Очевидно, что редакторы взяли этот текст из более раннего черновика (см. илл. 6), отвергнутого Хемингуэем, и это редакторское решение, представляющее Фицджеральда менее сочувственно, чем в окончательном авторском варианте, кажется совершенно неоправданным.
Сам Хемингуэй в рукописи дал названия только трем главам: «Форд Мэдокс Форд и ученик дьявола», «Рождение новой школы» и «Человек, отмеченный печатью смерти» (см. илл. 4). Заглавия первого издания, за исключением упомянутых выше, сохранены ради удобства читателей, знакомых с книгой. Названия дополнительным, прежде не публиковавшимся этюдам дал я сам.
Большое количество материала, написанного для этой книги, Хемингуэй отверг, следуя «старому правилу: насколько хороша книга, судит пишущий ее по тому, насколько хорош материал, от которого он отказался». Для книги было написано по меньшей мере еще десять глав разной степени законченности. Они включены здесь в отдельный раздел после основного текста. Все они не были завершены в том виде, который удовлетворил бы самого автора, и потому не могут считаться законченными. Некоторые главы переписывались и существуют в двух черновиках, другие — только в одном рукописном. Большинство читателей, я думаю, согласятся, что в совокупности эти главы являются весьма интересным дополнением к книге.
Главы в «Празднике, который всегда с тобой» расположены не в строгом хронологическом порядке. Ввиду этого я расположил дополнительные главы, руководствуясь собственной логикой. «Рождение новой школы» идет первой, потому что эта глава была включена в первое издание книги и редакторы поместили ее между главами «Форд Мэдокс Форд и ученик дьявола» и «С Паскиным в кафе „Дом“». Хемингуэй написал два возможных финала главы, которые были подправлены и частично объединены редакторами первого издания. Оба финала приведены здесь в том виде, в каком их написал Хемингуэй. Аналогично текст «Эзра Паунд и его „Bel Esprit“», напечатанный в первом издании, был написан как отдельная глава и на самом деле исключен Хемингуэем.
Затем идет «От первого лица» — потому что этот текст отличен от остальных. Он посвящен писательской технике, а не конкретным воспоминаниям, и как описание процесса представляется более уместным в начале, а не в конце. Пусть и незаконченный, он проливает свет на творческий процесс и высмеивает так называемую «детективную школу» литературной критики. Большинство молодых авторов пишут беллетристику, черпая из собственного опыта; Хемингуэй же, как он объясняет в этом этюде, использовал много материала, полученного из первых и вторых рук.

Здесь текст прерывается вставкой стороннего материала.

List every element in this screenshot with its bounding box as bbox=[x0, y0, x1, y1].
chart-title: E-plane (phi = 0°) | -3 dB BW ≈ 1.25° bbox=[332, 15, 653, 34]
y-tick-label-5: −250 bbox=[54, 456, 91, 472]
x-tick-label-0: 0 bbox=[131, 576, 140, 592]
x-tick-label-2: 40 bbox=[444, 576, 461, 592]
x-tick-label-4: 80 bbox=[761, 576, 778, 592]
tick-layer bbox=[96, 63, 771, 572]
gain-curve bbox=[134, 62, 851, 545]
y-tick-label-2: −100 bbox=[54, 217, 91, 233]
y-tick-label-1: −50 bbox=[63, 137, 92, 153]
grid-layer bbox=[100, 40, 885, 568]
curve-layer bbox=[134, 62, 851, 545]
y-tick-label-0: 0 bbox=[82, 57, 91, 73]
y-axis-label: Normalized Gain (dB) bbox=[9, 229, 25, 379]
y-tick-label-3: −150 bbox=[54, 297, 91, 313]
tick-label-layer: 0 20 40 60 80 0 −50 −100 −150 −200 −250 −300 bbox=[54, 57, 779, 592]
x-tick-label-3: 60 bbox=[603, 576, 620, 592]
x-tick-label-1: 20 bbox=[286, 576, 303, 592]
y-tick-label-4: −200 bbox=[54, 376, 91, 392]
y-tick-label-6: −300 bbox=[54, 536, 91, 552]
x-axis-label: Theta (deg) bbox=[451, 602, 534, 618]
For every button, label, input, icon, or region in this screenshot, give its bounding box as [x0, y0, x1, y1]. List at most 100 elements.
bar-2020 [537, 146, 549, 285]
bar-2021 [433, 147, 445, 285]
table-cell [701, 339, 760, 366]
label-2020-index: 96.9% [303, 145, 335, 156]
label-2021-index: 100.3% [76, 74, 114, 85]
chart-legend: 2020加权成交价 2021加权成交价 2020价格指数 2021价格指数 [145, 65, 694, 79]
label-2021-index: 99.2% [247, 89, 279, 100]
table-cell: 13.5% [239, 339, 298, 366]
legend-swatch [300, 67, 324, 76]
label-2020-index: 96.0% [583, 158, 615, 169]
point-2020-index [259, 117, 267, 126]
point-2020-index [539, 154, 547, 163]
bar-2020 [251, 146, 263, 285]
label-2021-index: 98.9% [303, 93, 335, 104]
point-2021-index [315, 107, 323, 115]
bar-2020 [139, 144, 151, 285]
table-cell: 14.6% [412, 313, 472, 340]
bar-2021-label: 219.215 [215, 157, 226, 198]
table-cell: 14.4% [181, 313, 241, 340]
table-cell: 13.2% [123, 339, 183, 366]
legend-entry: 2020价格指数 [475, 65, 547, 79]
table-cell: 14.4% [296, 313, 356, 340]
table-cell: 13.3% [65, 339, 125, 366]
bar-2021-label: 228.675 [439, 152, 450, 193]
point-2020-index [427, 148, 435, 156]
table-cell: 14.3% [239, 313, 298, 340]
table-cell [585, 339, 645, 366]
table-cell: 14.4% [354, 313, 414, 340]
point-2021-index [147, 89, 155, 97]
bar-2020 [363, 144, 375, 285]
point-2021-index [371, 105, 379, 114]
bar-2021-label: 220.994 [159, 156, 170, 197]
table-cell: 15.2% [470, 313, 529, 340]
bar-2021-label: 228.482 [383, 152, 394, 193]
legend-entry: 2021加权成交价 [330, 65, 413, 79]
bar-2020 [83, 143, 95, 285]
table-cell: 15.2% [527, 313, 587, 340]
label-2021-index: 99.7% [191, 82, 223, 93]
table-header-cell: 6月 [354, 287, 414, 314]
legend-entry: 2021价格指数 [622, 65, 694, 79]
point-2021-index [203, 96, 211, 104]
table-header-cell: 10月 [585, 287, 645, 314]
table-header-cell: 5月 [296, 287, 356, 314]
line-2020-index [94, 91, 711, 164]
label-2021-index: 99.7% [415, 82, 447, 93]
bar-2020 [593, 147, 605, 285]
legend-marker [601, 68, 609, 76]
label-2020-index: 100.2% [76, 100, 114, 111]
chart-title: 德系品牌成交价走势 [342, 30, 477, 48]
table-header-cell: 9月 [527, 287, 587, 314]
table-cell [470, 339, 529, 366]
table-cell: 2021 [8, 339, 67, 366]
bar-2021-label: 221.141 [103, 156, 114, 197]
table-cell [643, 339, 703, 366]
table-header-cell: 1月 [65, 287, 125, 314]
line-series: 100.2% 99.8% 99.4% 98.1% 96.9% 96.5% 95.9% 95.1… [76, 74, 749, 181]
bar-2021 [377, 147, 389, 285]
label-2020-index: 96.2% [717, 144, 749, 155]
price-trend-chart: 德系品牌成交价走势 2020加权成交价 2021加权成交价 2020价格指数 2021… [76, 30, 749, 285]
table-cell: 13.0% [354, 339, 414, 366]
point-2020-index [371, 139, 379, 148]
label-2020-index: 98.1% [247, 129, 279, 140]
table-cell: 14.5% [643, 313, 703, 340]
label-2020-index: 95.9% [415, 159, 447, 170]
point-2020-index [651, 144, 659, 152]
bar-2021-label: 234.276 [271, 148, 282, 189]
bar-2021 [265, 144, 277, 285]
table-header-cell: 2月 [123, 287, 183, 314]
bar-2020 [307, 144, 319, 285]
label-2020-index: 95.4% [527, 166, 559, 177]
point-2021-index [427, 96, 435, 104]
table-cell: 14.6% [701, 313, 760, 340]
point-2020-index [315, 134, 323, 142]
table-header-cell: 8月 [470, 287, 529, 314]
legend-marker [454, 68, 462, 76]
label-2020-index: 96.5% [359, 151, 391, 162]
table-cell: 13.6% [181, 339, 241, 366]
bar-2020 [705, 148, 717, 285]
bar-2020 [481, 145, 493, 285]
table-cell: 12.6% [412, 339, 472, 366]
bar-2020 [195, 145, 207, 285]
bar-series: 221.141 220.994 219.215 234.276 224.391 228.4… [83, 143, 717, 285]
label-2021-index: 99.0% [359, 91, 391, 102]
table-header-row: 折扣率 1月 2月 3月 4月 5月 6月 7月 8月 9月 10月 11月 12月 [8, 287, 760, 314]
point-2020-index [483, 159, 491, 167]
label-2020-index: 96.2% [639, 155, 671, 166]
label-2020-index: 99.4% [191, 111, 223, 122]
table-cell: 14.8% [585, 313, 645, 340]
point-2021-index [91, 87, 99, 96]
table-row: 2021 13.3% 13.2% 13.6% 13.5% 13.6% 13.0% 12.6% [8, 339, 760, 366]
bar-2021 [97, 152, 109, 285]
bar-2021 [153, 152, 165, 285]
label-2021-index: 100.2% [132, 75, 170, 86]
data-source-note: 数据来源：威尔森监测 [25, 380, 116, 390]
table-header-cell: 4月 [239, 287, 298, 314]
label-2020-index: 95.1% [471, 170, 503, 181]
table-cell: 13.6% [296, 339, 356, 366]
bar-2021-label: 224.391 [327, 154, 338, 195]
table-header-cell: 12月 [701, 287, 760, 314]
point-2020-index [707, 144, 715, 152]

Например, он пишет о том, как расспрашивал участников Первой мировой войны, а его мастерство исторического повествования нигде не проявилось так наглядно, как в романе «Прощай, оружие»: отступление под Капоретто изображено с необыкновенной точностью, и даже трудно поверить, что он не участвовал там в боевых действиях.
«Тайные радости» — рассказ о том, как Хемингуэй носил длинные волосы и они с Хэдли решили отрастить их до одинаковой длины. Относится это скорее всего к зиме 1922/23 года, когда они жили в Шамби-сюр-Монтре, в Швейцарии, а не в Шрунсе, и в данном случае Хемингуэй изменил факты, чтобы улучшить рассказ. Рассказ, сохранившийся только в виде единственного рукописного черновика, смел в том смысле, что более откровенно изображает отношения автора с женой и чем-то напоминает некоторые места из посмертно изданного романа Хемингуэя «Райский сад». Эрнест Хемингуэй предстает в нем молодым интеллигентом, обладателем единственного приличного костюма и пары туфель, журналистом, который вынужден соблюдать социальные условности, чтобы не потерять работу. Длина волос — тема, не чуждая и сегодняшним молодым людям, находящимся в начале пути. Хемингуэй объясняет сложность мотивов и последствий, связанных с простым, казалось бы, делом — отращиванием волос: переход к новому, богемному стилю жизни профессионального писателя, экономия на парикмахерской и благодаря этому невозможность посещать модный квартал в богемном обличье, что вынуждало, в свою очередь, целиком сосредоточиться на литературной работе; презрительное отношение коллег-журналистов и совершенно иное восприятие длинных волос у японцев, с которыми Хемингуэй познакомился в квартире Эзры Паунда и восхищался их длинными прямыми черными волосами. Этот практичный шаг и в то же время вызов социальным условностям перерастает у него и Хэдли в замысел отрастить волосы до одинаковой длины — своего рода их общая радостная тайна. Хемингуэй комически сопоставляет сцену в Париже со сценой в Шрунсе, где местный парикмахер решает, что Хемингуэй — вестник новой парижской моды, и склоняет к ней других клиентов.